Being responsive to students’ ideas involves noticing, making sense of, and responding to students' thinking as it unfolds during science lessons. Through their interaction in the world, students already have ideas about the why and hows in the natural world, and in these ideas are elements of their thinking that are productive for their learning in science. If teachers understand that science teaching must focus on students’ ideas first—that is, not telling them what to think but giving them the opportunity to share what they think and recognize the productive pieces in their thinking—then meaningful science learning ensues. So no matter your approach, if you have your eye on students’ thinking, you will support students’ learning in science.
What would you say to anyone who is thinking of becoming a teacher but who might be afraid of teaching science?
Frankly, I did not like teaching science at first because the only way I knew how was to use the science textbook and emphasize science vocabulary and facts.

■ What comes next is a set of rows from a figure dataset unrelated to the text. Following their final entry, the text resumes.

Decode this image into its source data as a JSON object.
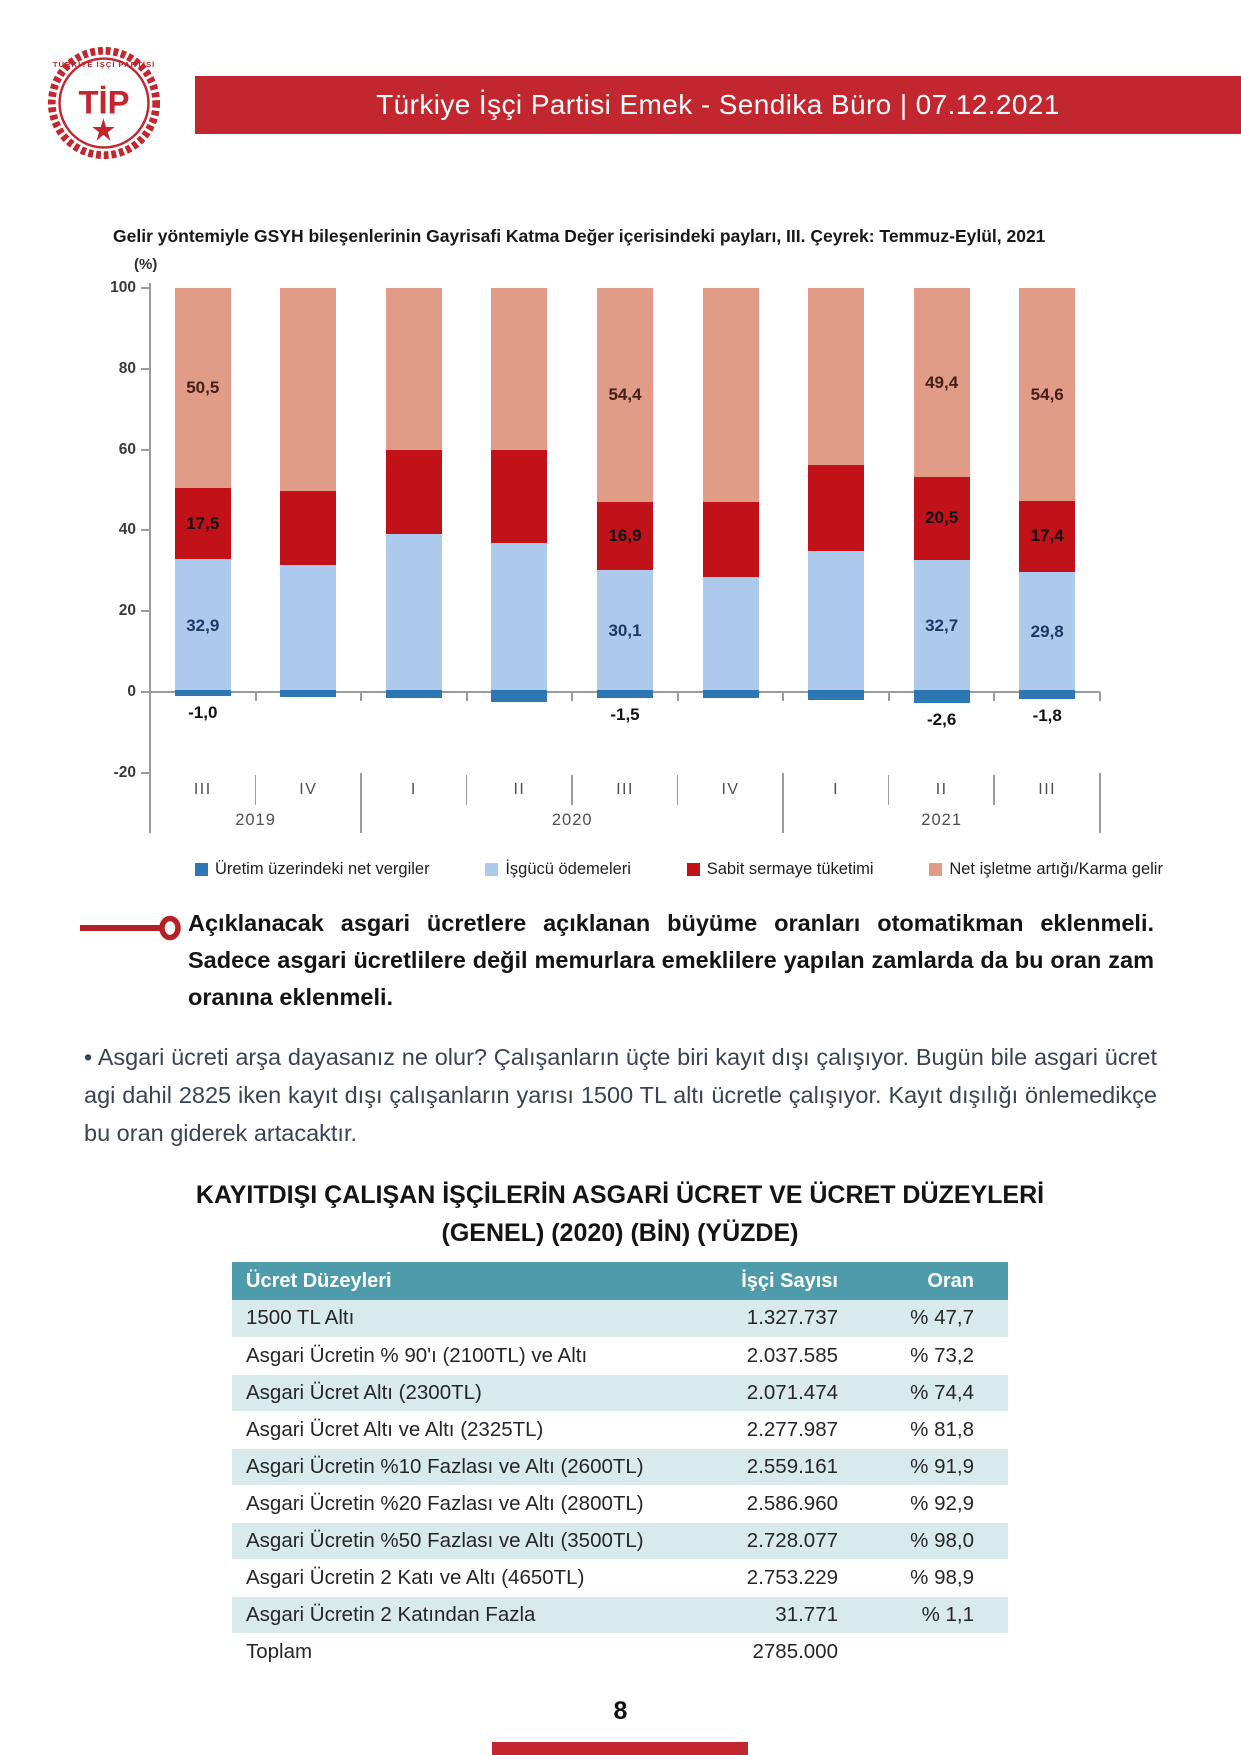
{
  "header": {
    "title": "Türkiye İşçi Partisi Emek - Sendika Büro | 07.12.2021",
    "logo_text": "TİP",
    "bar_color": "#c2262e"
  },
  "chart_data": {
    "type": "bar",
    "stacked": true,
    "title": "Gelir yöntemiyle GSYH bileşenlerinin Gayrisafi Katma Değer içerisindeki payları, III. Çeyrek: Temmuz-Eylül, 2021",
    "y_unit_label": "(%)",
    "ylim": [
      -20,
      100
    ],
    "yticks": [
      100,
      80,
      60,
      40,
      20,
      0,
      -20
    ],
    "grid": false,
    "legend_position": "bottom",
    "categories": [
      "III",
      "IV",
      "I",
      "II",
      "III",
      "IV",
      "I",
      "II",
      "III"
    ],
    "year_groups": [
      {
        "label": "2019",
        "span": 2
      },
      {
        "label": "2020",
        "span": 4
      },
      {
        "label": "2021",
        "span": 3
      }
    ],
    "series": [
      {
        "name": "Üretim üzerindeki net vergiler",
        "color": "#2e77b5",
        "label_color": "#111111",
        "values": [
          -1.0,
          -1.2,
          -1.5,
          -2.4,
          -1.5,
          -1.5,
          -2.0,
          -2.6,
          -1.8
        ],
        "labels": [
          "-1,0",
          null,
          null,
          null,
          "-1,5",
          null,
          null,
          "-2,6",
          "-1,8"
        ]
      },
      {
        "name": "İşgücü ödemeleri",
        "color": "#adc9eb",
        "label_color": "#1f3864",
        "values": [
          32.9,
          31.5,
          39.0,
          37.0,
          30.1,
          28.5,
          35.0,
          32.7,
          29.8
        ],
        "labels": [
          "32,9",
          null,
          null,
          null,
          "30,1",
          null,
          null,
          "32,7",
          "29,8"
        ]
      },
      {
        "name": "Sabit sermaye tüketimi",
        "color": "#c1121a",
        "label_color": "#111111",
        "values": [
          17.5,
          18.2,
          21.0,
          23.0,
          16.9,
          18.5,
          21.3,
          20.5,
          17.4
        ],
        "labels": [
          "17,5",
          null,
          null,
          null,
          "16,9",
          null,
          null,
          "20,5",
          "17,4"
        ]
      },
      {
        "name": "Net işletme artığı/Karma gelir",
        "color": "#e09c86",
        "label_color": "#44201b",
        "values": [
          50.5,
          50.3,
          40.0,
          40.0,
          54.4,
          53.0,
          43.7,
          49.4,
          54.6
        ],
        "labels": [
          "50,5",
          null,
          null,
          null,
          "54,4",
          null,
          null,
          "49,4",
          "54,6"
        ]
      }
    ]
  },
  "callout": {
    "text": "Açıklanacak asgari ücretlere açıklanan büyüme oranları otomatikman eklenmeli. Sadece asgari ücretlilere değil memurlara emeklilere yapılan zamlarda da bu oran zam oranına eklenmeli."
  },
  "paragraph": {
    "text": "• Asgari ücreti arşa dayasanız ne olur? Çalışanların üçte biri kayıt dışı çalışıyor. Bugün bile asgari ücret agi dahil 2825 iken kayıt dışı çalışanların yarısı 1500 TL altı ücretle çalışıyor. Kayıt dışılığı önlemedikçe bu oran giderek artacaktır."
  },
  "table": {
    "title_line1": "KAYITDIŞI ÇALIŞAN İŞÇİLERİN ASGARİ ÜCRET VE ÜCRET DÜZEYLERİ",
    "title_line2": "(GENEL) (2020) (BİN) (YÜZDE)",
    "header": [
      "Ücret Düzeyleri",
      "İşçi Sayısı",
      "Oran"
    ],
    "header_bg": "#4e9cab",
    "alt_row_bg": "#d8eaeb",
    "rows": [
      [
        "1500 TL Altı",
        "1.327.737",
        "% 47,7"
      ],
      [
        "Asgari Ücretin % 90'ı (2100TL) ve Altı",
        "2.037.585",
        "% 73,2"
      ],
      [
        "Asgari Ücret Altı (2300TL)",
        "2.071.474",
        "% 74,4"
      ],
      [
        "Asgari Ücret Altı ve Altı (2325TL)",
        "2.277.987",
        "% 81,8"
      ],
      [
        "Asgari Ücretin %10 Fazlası ve Altı (2600TL)",
        "2.559.161",
        "% 91,9"
      ],
      [
        "Asgari Ücretin %20 Fazlası ve Altı (2800TL)",
        "2.586.960",
        "% 92,9"
      ],
      [
        "Asgari Ücretin %50 Fazlası ve Altı (3500TL)",
        "2.728.077",
        "% 98,0"
      ],
      [
        "Asgari Ücretin 2 Katı ve Altı (4650TL)",
        "2.753.229",
        "% 98,9"
      ],
      [
        "Asgari Ücretin 2 Katından Fazla",
        "31.771",
        "% 1,1"
      ],
      [
        "Toplam",
        "2785.000",
        ""
      ]
    ]
  },
  "footer": {
    "page_number": "8"
  }
}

It was boring for me so it had to be boring for my students.
When I began to understand that science teaching can (and should) focus on students' curiosity and questions in a way that engages students in “doing science,” not just reading about science, those fears disappeared. I joined my students in this pursuit of understanding how our world works.

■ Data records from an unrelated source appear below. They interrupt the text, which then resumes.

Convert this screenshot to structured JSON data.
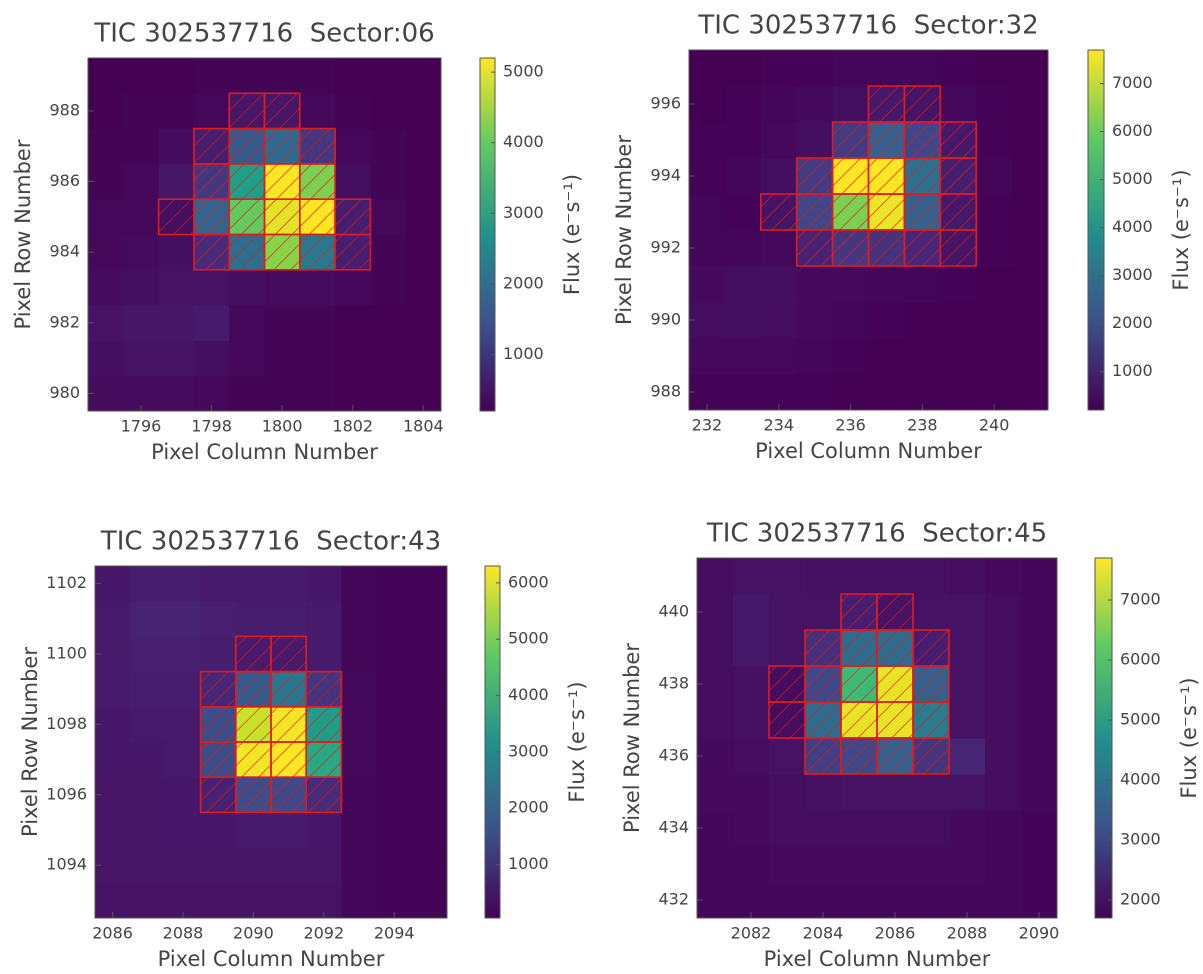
{
  "chart_data": [
    {
      "type": "heatmap",
      "title": "TIC 302537716  Sector:06",
      "xlabel": "Pixel Column Number",
      "ylabel": "Pixel Row Number",
      "colorbar_label": "Flux (e⁻s⁻¹)",
      "colormap": "viridis",
      "x": [
        1795,
        1796,
        1797,
        1798,
        1799,
        1800,
        1801,
        1802,
        1803,
        1804
      ],
      "y": [
        980,
        981,
        982,
        983,
        984,
        985,
        986,
        987,
        988,
        989
      ],
      "z": [
        [
          350,
          350,
          350,
          300,
          250,
          250,
          250,
          200,
          200,
          200
        ],
        [
          400,
          450,
          450,
          400,
          300,
          250,
          250,
          200,
          200,
          200
        ],
        [
          450,
          500,
          500,
          550,
          300,
          250,
          250,
          200,
          200,
          200
        ],
        [
          350,
          400,
          450,
          450,
          400,
          350,
          350,
          300,
          250,
          200
        ],
        [
          300,
          350,
          400,
          800,
          2000,
          4300,
          2200,
          600,
          250,
          200
        ],
        [
          300,
          300,
          400,
          1800,
          4000,
          5000,
          5200,
          600,
          300,
          200
        ],
        [
          250,
          300,
          500,
          1000,
          3000,
          5200,
          4200,
          400,
          250,
          200
        ],
        [
          250,
          250,
          350,
          600,
          1600,
          1900,
          1000,
          300,
          250,
          200
        ],
        [
          200,
          250,
          250,
          300,
          500,
          500,
          300,
          250,
          200,
          200
        ],
        [
          200,
          200,
          200,
          250,
          250,
          250,
          250,
          200,
          200,
          150
        ]
      ],
      "xlim": [
        1794.5,
        1804.5
      ],
      "ylim": [
        979.5,
        989.5
      ],
      "xticks": [
        1796,
        1798,
        1800,
        1802,
        1804
      ],
      "yticks": [
        980,
        982,
        984,
        986,
        988
      ],
      "clim": [
        200,
        5200
      ],
      "cticks": [
        1000,
        2000,
        3000,
        4000,
        5000
      ],
      "aperture_color": "#e31a1c",
      "aperture": [
        [
          1799,
          988
        ],
        [
          1800,
          988
        ],
        [
          1798,
          987
        ],
        [
          1799,
          987
        ],
        [
          1800,
          987
        ],
        [
          1801,
          987
        ],
        [
          1798,
          986
        ],
        [
          1799,
          986
        ],
        [
          1800,
          986
        ],
        [
          1801,
          986
        ],
        [
          1797,
          985
        ],
        [
          1798,
          985
        ],
        [
          1799,
          985
        ],
        [
          1800,
          985
        ],
        [
          1801,
          985
        ],
        [
          1802,
          985
        ],
        [
          1798,
          984
        ],
        [
          1799,
          984
        ],
        [
          1800,
          984
        ],
        [
          1801,
          984
        ],
        [
          1802,
          984
        ]
      ]
    },
    {
      "type": "heatmap",
      "title": "TIC 302537716  Sector:32",
      "xlabel": "Pixel Column Number",
      "ylabel": "Pixel Row Number",
      "colorbar_label": "Flux (e⁻s⁻¹)",
      "colormap": "viridis",
      "x": [
        232,
        233,
        234,
        235,
        236,
        237,
        238,
        239,
        240,
        241
      ],
      "y": [
        988,
        989,
        990,
        991,
        992,
        993,
        994,
        995,
        996,
        997
      ],
      "z": [
        [
          250,
          250,
          250,
          250,
          200,
          200,
          200,
          200,
          200,
          200
        ],
        [
          350,
          350,
          350,
          300,
          250,
          200,
          200,
          200,
          200,
          200
        ],
        [
          450,
          500,
          450,
          350,
          300,
          250,
          200,
          200,
          200,
          200
        ],
        [
          400,
          500,
          500,
          400,
          350,
          300,
          300,
          250,
          200,
          200
        ],
        [
          300,
          300,
          350,
          900,
          1400,
          1300,
          1000,
          600,
          250,
          200
        ],
        [
          300,
          250,
          600,
          1800,
          6200,
          7500,
          2500,
          700,
          250,
          200
        ],
        [
          250,
          300,
          500,
          1500,
          7700,
          7700,
          3000,
          800,
          300,
          200
        ],
        [
          250,
          250,
          350,
          500,
          1500,
          2500,
          1800,
          700,
          250,
          200
        ],
        [
          200,
          250,
          300,
          400,
          500,
          700,
          600,
          400,
          250,
          200
        ],
        [
          200,
          200,
          250,
          250,
          300,
          300,
          300,
          250,
          200,
          200
        ]
      ],
      "xlim": [
        231.5,
        241.5
      ],
      "ylim": [
        987.5,
        997.5
      ],
      "xticks": [
        232,
        234,
        236,
        238,
        240
      ],
      "yticks": [
        988,
        990,
        992,
        994,
        996
      ],
      "clim": [
        200,
        7700
      ],
      "cticks": [
        1000,
        2000,
        3000,
        4000,
        5000,
        6000,
        7000
      ],
      "aperture_color": "#e31a1c",
      "aperture": [
        [
          237,
          996
        ],
        [
          238,
          996
        ],
        [
          236,
          995
        ],
        [
          237,
          995
        ],
        [
          238,
          995
        ],
        [
          239,
          995
        ],
        [
          235,
          994
        ],
        [
          236,
          994
        ],
        [
          237,
          994
        ],
        [
          238,
          994
        ],
        [
          239,
          994
        ],
        [
          234,
          993
        ],
        [
          235,
          993
        ],
        [
          236,
          993
        ],
        [
          237,
          993
        ],
        [
          238,
          993
        ],
        [
          239,
          993
        ],
        [
          235,
          992
        ],
        [
          236,
          992
        ],
        [
          237,
          992
        ],
        [
          238,
          992
        ],
        [
          239,
          992
        ]
      ]
    },
    {
      "type": "heatmap",
      "title": "TIC 302537716  Sector:43",
      "xlabel": "Pixel Column Number",
      "ylabel": "Pixel Row Number",
      "colorbar_label": "Flux (e⁻s⁻¹)",
      "colormap": "viridis",
      "x": [
        2086,
        2087,
        2088,
        2089,
        2090,
        2091,
        2092,
        2093,
        2094,
        2095
      ],
      "y": [
        1093,
        1094,
        1095,
        1096,
        1097,
        1098,
        1099,
        1100,
        1101,
        1102
      ],
      "z": [
        [
          350,
          350,
          350,
          350,
          350,
          350,
          350,
          150,
          100,
          100
        ],
        [
          400,
          400,
          400,
          400,
          400,
          400,
          400,
          150,
          100,
          100
        ],
        [
          400,
          400,
          450,
          450,
          500,
          500,
          450,
          150,
          100,
          100
        ],
        [
          400,
          400,
          450,
          600,
          1500,
          1400,
          800,
          150,
          100,
          100
        ],
        [
          450,
          450,
          500,
          1500,
          6200,
          6300,
          3800,
          200,
          100,
          100
        ],
        [
          450,
          500,
          500,
          1500,
          5800,
          6200,
          3500,
          200,
          100,
          100
        ],
        [
          500,
          550,
          550,
          700,
          1800,
          2500,
          1000,
          200,
          100,
          100
        ],
        [
          500,
          600,
          600,
          550,
          500,
          500,
          500,
          150,
          100,
          100
        ],
        [
          500,
          650,
          650,
          600,
          550,
          550,
          500,
          150,
          100,
          100
        ],
        [
          450,
          550,
          550,
          500,
          500,
          500,
          450,
          150,
          100,
          100
        ]
      ],
      "xlim": [
        2085.5,
        2095.5
      ],
      "ylim": [
        1092.5,
        1102.5
      ],
      "xticks": [
        2086,
        2088,
        2090,
        2092,
        2094
      ],
      "yticks": [
        1094,
        1096,
        1098,
        1100,
        1102
      ],
      "clim": [
        50,
        6300
      ],
      "cticks": [
        1000,
        2000,
        3000,
        4000,
        5000,
        6000
      ],
      "aperture_color": "#e31a1c",
      "aperture": [
        [
          2090,
          1100
        ],
        [
          2091,
          1100
        ],
        [
          2089,
          1099
        ],
        [
          2090,
          1099
        ],
        [
          2091,
          1099
        ],
        [
          2092,
          1099
        ],
        [
          2089,
          1098
        ],
        [
          2090,
          1098
        ],
        [
          2091,
          1098
        ],
        [
          2092,
          1098
        ],
        [
          2089,
          1097
        ],
        [
          2090,
          1097
        ],
        [
          2091,
          1097
        ],
        [
          2092,
          1097
        ],
        [
          2089,
          1096
        ],
        [
          2090,
          1096
        ],
        [
          2091,
          1096
        ],
        [
          2092,
          1096
        ]
      ]
    },
    {
      "type": "heatmap",
      "title": "TIC 302537716  Sector:45",
      "xlabel": "Pixel Column Number",
      "ylabel": "Pixel Row Number",
      "colorbar_label": "Flux (e⁻s⁻¹)",
      "colormap": "viridis",
      "x": [
        2081,
        2082,
        2083,
        2084,
        2085,
        2086,
        2087,
        2088,
        2089,
        2090
      ],
      "y": [
        432,
        433,
        434,
        435,
        436,
        437,
        438,
        439,
        440,
        441
      ],
      "z": [
        [
          1800,
          1800,
          1800,
          1800,
          1800,
          1800,
          1800,
          1800,
          1800,
          1750
        ],
        [
          1800,
          1800,
          1850,
          1850,
          1850,
          1850,
          1850,
          1850,
          1800,
          1750
        ],
        [
          1800,
          1850,
          1900,
          1900,
          1900,
          1900,
          1900,
          1850,
          1800,
          1750
        ],
        [
          1850,
          1850,
          1900,
          1950,
          2000,
          2000,
          2000,
          2000,
          1900,
          1800
        ],
        [
          1850,
          1900,
          2000,
          2800,
          3000,
          3500,
          2600,
          2300,
          1900,
          1800
        ],
        [
          1900,
          1950,
          1900,
          3800,
          7500,
          7500,
          4200,
          2000,
          1900,
          1800
        ],
        [
          1900,
          1950,
          1900,
          3000,
          5800,
          7500,
          3500,
          2000,
          1900,
          1800
        ],
        [
          1900,
          2100,
          2000,
          2500,
          3800,
          3800,
          2200,
          2000,
          1900,
          1800
        ],
        [
          1900,
          2100,
          2000,
          2000,
          2200,
          2000,
          2000,
          2000,
          1900,
          1800
        ],
        [
          1900,
          2000,
          2000,
          1950,
          1950,
          1950,
          1950,
          1900,
          1850,
          1800
        ]
      ],
      "xlim": [
        2080.5,
        2090.5
      ],
      "ylim": [
        431.5,
        441.5
      ],
      "xticks": [
        2082,
        2084,
        2086,
        2088,
        2090
      ],
      "yticks": [
        432,
        434,
        436,
        438,
        440
      ],
      "clim": [
        1700,
        7700
      ],
      "cticks": [
        2000,
        3000,
        4000,
        5000,
        6000,
        7000
      ],
      "aperture_color": "#e31a1c",
      "aperture": [
        [
          2085,
          440
        ],
        [
          2086,
          440
        ],
        [
          2084,
          439
        ],
        [
          2085,
          439
        ],
        [
          2086,
          439
        ],
        [
          2087,
          439
        ],
        [
          2083,
          438
        ],
        [
          2084,
          438
        ],
        [
          2085,
          438
        ],
        [
          2086,
          438
        ],
        [
          2087,
          438
        ],
        [
          2083,
          437
        ],
        [
          2084,
          437
        ],
        [
          2085,
          437
        ],
        [
          2086,
          437
        ],
        [
          2087,
          437
        ],
        [
          2084,
          436
        ],
        [
          2085,
          436
        ],
        [
          2086,
          436
        ],
        [
          2087,
          436
        ]
      ]
    }
  ]
}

I tell my pre-service elementary teachers this now—start with students’ questions and seek answers to those questions together. Don’t worry if you don’t know all of the answers; in fact, if you do, don’t start by giving students answers. The pursuit of understanding how the natural world works involves “doing science.” When you “do science” and learn with your students, you will not be so afraid to teach science.
Do you have an idea of what teacher materials will result from your research?

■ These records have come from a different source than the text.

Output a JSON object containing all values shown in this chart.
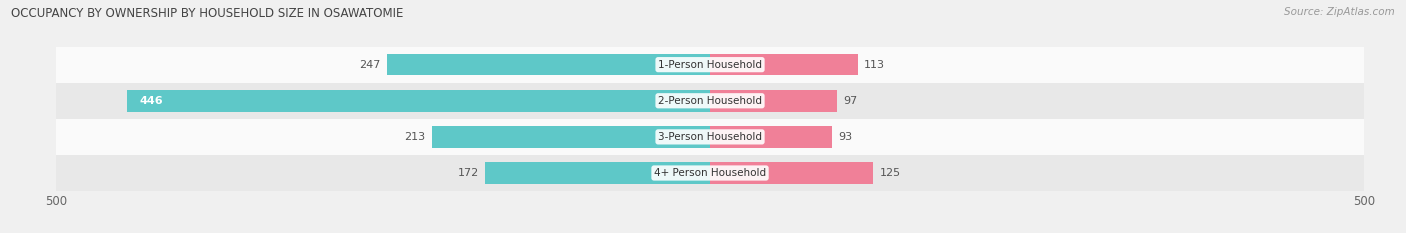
{
  "title": "OCCUPANCY BY OWNERSHIP BY HOUSEHOLD SIZE IN OSAWATOMIE",
  "source": "Source: ZipAtlas.com",
  "categories": [
    "1-Person Household",
    "2-Person Household",
    "3-Person Household",
    "4+ Person Household"
  ],
  "owner_values": [
    247,
    446,
    213,
    172
  ],
  "renter_values": [
    113,
    97,
    93,
    125
  ],
  "owner_color": "#5ec8c8",
  "renter_color": "#f08098",
  "axis_max": 500,
  "axis_min": -500,
  "bar_height": 0.6,
  "background_color": "#f0f0f0",
  "row_bg_colors": [
    "#fafafa",
    "#e8e8e8",
    "#fafafa",
    "#e8e8e8"
  ],
  "label_color": "#555555",
  "title_color": "#444444"
}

The teacher learning materials will be made available through a web-based platform and will include videos and interactive teacher learning/professional development activities to support teachers' knowledge construction around the practice of noticing their student disciplinary thinking in science. Designing and testing these materials is the focus of the latter part of this 5-year project. At first, these materials (and this interactive website) will be designed for fifth-grade teachers with a future goal to extend them to other elementary grade levels (but that is looking beyond the scope of this project).
You were in the Lesley/Audubon program* here. What was that like, where did you travel, and what did you get out of it?
This program is fondly referred to by fellow alumni as being “on the bus.” On the bus, I learned how to be both a teacher and learner of science in ways that were engaging and meaningful. I traveled to the US-Mexico borderlands, the Pacific Northwest, and the US and Canadian northeast coast. In my studies, I was completely immersed in different bioregions where I could pursue ecological, environmental, and cultural understanding of the ecosystems within these bioregions.
I learned by interacting with the people and places of these bio-regions and I engaged in “doing science,” teaching science, and living science. It was “on the bus" where I really began to understand how to teach science differently—starting with students’ ideas and thinking, engaging them in “doing science,” and supporting the refinement of their everyday thinking in their pursuit of scientific understanding.
The bus changed who I was as a teacher and because of this program and the impact it had on me, I became increasingly curious about how teachers think about science teaching and learning and about how to support teachers in learning to teach science differently. These questions drive my work as a professor and scholar of elementary science education.
*In cooperation with the Audubon Expedition Institute, Lesley offered a Master of Science in Environmental Education, in which students traveled on a bus in various parts of the US, camping out, studying, and participating in experiential learning situations.